Through its Regenerative Medicine — China segment, in 2009, the Company began several China-based, Regenerative Medicine initiatives including: (i) constructing a stem cell research and development laboratory and processing facility in Beijing, (ii) establishing relationships with hospitals to provide cell-based therapies, and (iii) obtaining product licenses covering several adult stem cell therapeutics focused on regenerative medicine. As a result of certain changes in the PRC regulatory environment, the Company has determined to take steps to restrict, and expects to ultimately eliminate, its Regenerative Medicine business in the PRC.

The Company acquired its Pharmaceutical Manufacturing — China segment when on October 30, 2009, China Biopharmaceuticals Holdings, Inc. (“CBH”) merged with a wholly-owned subsidiary of NeoStem (the “Erye Merger”). As a result of the Erye Merger, NeoStem acquired CBH’s 51% ownership interest in Erye, a Sino-foreign joint venture with limited liability organized under the laws of the PRC. Erye was founded more than 50 years ago and represents an established, vertically-integrated pharmaceutical business.
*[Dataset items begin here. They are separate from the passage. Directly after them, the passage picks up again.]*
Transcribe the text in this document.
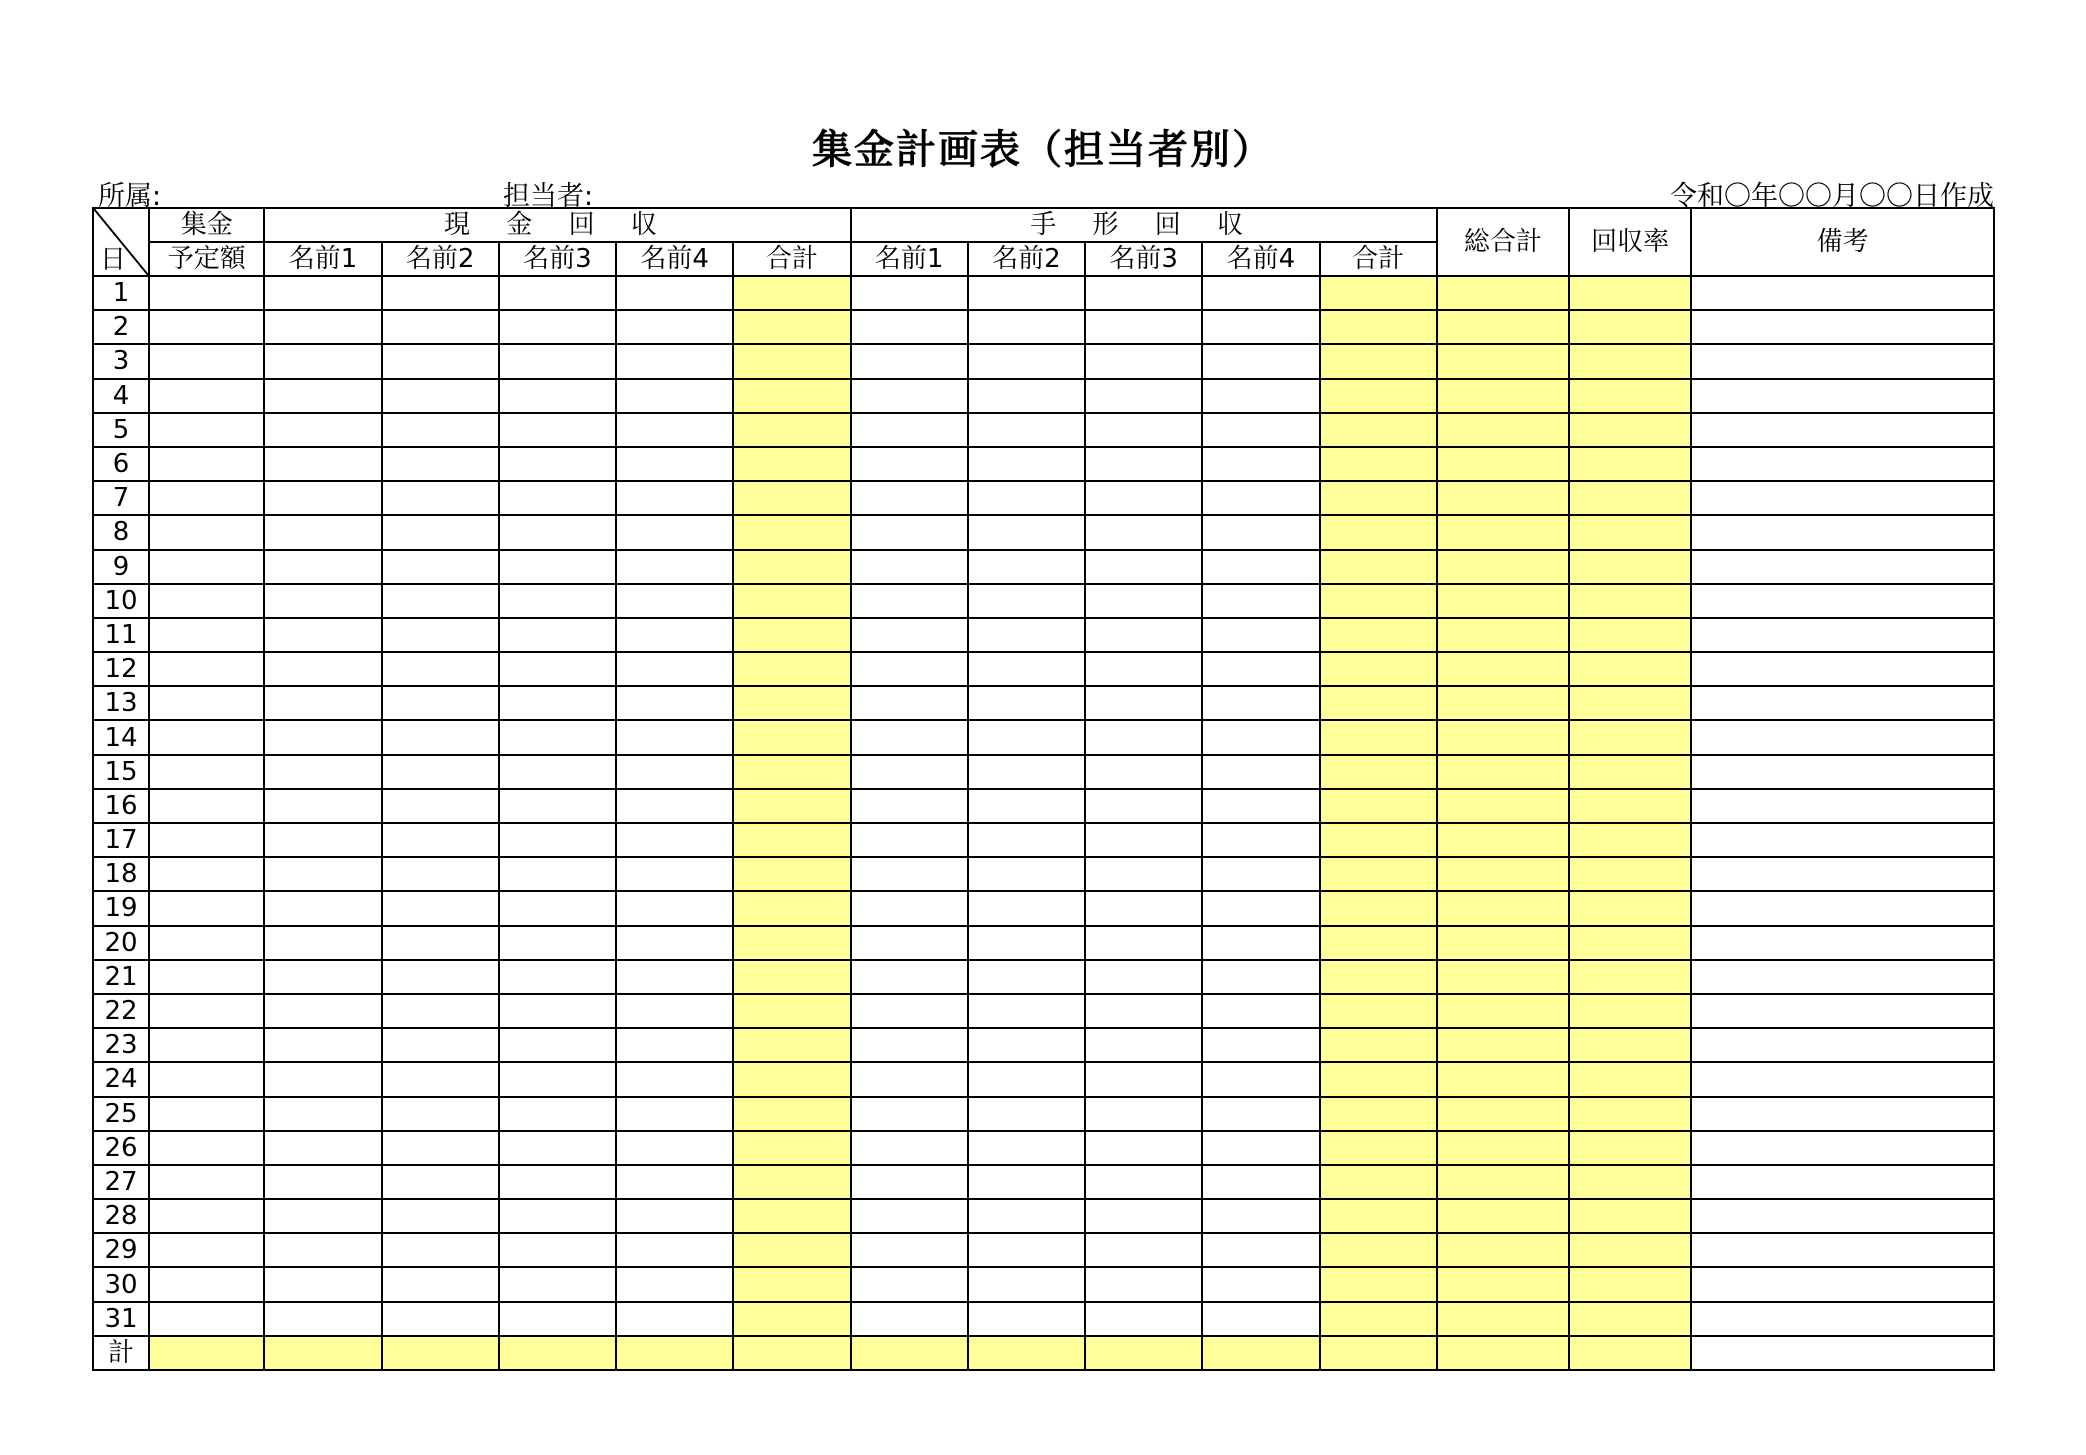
集金計画表（担当者別）
所属:	担当者:	令和〇年〇〇月〇〇日作成
日	集金	現 金 回 収					手 形 回 収					総合計	回収率	備考
	予定額	名前1	名前2	名前3	名前4	合計	名前1	名前2	名前3	名前4	合計			
1														
2														
3														
4														
5														
6														
7														
8														
9														
10														
11														
12														
13														
14														
15														
16														
17														
18														
19														
20														
21														
22														
23														
24														
25														
26														
27														
28														
29														
30														
31														
計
Historically, Erye has concentrated its efforts on the manufacturing and distribution of generic antibiotic products. In 2010, Erye began transferring its operations to its newly constructed manufacturing facility as to which construction is substantially complete. The relocation and production lines have been completed and received cGMP certification. As part of its plan to focus its business on capturing the paradigm shift to cell therapies following the January 2011 acquisition of PCT, the Company is pursuing strategic alternatives with respect to its interest in Erye.